O presidente Lula não é o único que deve agradecimentos ao hacker Walter Delgatti. A “Vaza Jato”, claro, permitiu a correção das injustiças e abriu as portas ao retorno do petista ao Palácio do Planalto, mas não só. Os vazamentos das conversas dos procuradores da República de Curitiba caíram como uma luva para quem buscava um pretexto para camuflar sua responsabilidade na mistificação de um projeto político-econômico-partidário disfarçado de combate à corrupção. Convenhamos: os desmandos de Sergio Moro, Deltan Dallagnol e associados eram por demais evidentes, dispensavam a bisbilhotagem de Delgatti. Só não viu quem não quis. E não foram poucos, de juízes coniventes a meios de comunicação parceiros, jornalistas carreiristas, que trocaram a honra por 15 minutos de fama como taquígrafos da força-tarefa, e todos aqueles incapazes de vencer Lula e o PT no voto.
No auge da Lava Jato, quando Moro havia sido elevado à condição de santo da moralidade, três vozes remaram contra a maré e nunca abandonaram os princípios basilares do jornalismo: esta revista, abrigo das reportagens de Marcelo Auler, e os portais de Luís Nassif e Paulo Henrique Amorim, que faz muita falta. Todos pagaram um preço por manter a coerência e o senso crítico.
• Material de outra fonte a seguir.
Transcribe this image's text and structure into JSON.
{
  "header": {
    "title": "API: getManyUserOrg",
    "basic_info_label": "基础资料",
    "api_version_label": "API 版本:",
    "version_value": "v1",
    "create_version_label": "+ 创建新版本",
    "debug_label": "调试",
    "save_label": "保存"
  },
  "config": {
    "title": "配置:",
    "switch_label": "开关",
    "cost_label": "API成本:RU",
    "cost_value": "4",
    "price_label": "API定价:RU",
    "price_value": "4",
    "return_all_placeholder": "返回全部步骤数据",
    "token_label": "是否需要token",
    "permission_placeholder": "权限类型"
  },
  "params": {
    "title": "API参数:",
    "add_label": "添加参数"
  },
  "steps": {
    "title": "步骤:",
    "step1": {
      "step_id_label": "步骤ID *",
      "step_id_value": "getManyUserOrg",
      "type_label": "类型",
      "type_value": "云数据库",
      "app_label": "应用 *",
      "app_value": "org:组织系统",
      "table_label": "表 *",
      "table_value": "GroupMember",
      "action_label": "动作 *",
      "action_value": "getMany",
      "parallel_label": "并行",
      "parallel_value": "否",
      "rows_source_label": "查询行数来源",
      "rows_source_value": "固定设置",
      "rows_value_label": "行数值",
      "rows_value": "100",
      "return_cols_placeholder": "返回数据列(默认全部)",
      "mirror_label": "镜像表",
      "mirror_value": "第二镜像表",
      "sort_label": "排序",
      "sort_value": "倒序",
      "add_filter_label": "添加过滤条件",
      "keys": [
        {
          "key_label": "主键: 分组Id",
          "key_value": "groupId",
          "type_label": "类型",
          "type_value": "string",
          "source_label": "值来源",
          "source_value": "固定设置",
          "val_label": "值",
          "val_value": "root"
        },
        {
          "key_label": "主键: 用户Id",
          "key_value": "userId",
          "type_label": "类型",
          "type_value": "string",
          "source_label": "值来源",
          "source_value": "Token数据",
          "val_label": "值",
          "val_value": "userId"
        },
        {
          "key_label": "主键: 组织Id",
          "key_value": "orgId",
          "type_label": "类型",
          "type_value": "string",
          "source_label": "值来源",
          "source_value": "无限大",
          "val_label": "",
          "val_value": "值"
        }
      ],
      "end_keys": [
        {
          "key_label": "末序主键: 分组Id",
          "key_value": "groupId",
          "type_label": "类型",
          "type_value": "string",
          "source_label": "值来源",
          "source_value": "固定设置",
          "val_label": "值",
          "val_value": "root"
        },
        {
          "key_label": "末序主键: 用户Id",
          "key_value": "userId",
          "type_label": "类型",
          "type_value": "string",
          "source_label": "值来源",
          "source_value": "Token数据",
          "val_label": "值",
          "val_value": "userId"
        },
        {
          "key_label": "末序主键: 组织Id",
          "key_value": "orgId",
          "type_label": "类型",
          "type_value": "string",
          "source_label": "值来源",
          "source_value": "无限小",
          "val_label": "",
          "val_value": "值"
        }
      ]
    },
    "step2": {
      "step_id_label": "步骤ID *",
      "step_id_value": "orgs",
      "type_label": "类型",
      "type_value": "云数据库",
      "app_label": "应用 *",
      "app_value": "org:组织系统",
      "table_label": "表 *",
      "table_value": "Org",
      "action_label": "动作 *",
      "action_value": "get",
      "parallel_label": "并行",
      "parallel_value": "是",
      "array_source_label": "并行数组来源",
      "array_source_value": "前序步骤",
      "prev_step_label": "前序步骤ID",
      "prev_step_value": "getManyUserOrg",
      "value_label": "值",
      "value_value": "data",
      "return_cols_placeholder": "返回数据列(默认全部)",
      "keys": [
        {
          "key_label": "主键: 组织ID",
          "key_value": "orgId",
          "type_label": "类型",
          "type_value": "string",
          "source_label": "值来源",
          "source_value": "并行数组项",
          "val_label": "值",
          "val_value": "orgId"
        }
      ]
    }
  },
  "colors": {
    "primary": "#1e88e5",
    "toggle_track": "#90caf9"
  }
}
A “Vaza Jato” teve, para muitos, o efeito da libertação do jugo nazista na Europa. Colaboracionistas tornaram-se, de repente, adversários ferozes da força-tarefa. Quem havia silenciado nos momentos mais críticos soltou a voz nas estradas contra as ameaças ao Estado de Direito. Dois dos esportes favoritos voltaram à moda e revelaram novos campeões nacionais: o chute no cachorro morto e o esqueçam o que escrevi. Um famoso jornalista, com quase 60 anos de profissão, não teve pudor em perguntar: como a imprensa se deixou enganar por Moro? Um lenço, por favor.
A corrupção de quem prometia combater a corrupção foi exposta, mas o completo entendimento da tramoia urdida além dos gabinetes obscuros de Curitiba ainda não foi alcançado. Em A Conspiração Lava Jato, seu novo livro, lançado pela Editora Contracorrente, Luís Nassif vasculha o passado recente, encadeia fatos e radiografa o comportamento das instituições em busca de respostas. Os capítulos e os tópicos funcionam como peças de um quebra-cabeça, partes de um mosaico. Das várias obras lançadas para marcar os 10 anos da operação, esta é a que mais se aproxima de uma investigação abrangente a respeito das motivações e das consequências dos delírios de poder do ex-juiz e da malta de procuradores inescrupulosos, servis a interesses externos. Ao fim da leitura, descortina-se o panorama do “suicídio coletivo” do Brasil, como define Nassif na introdução.
Publicado na edição n° 1326 de CartaCapital, em 04 de setembro de 2024.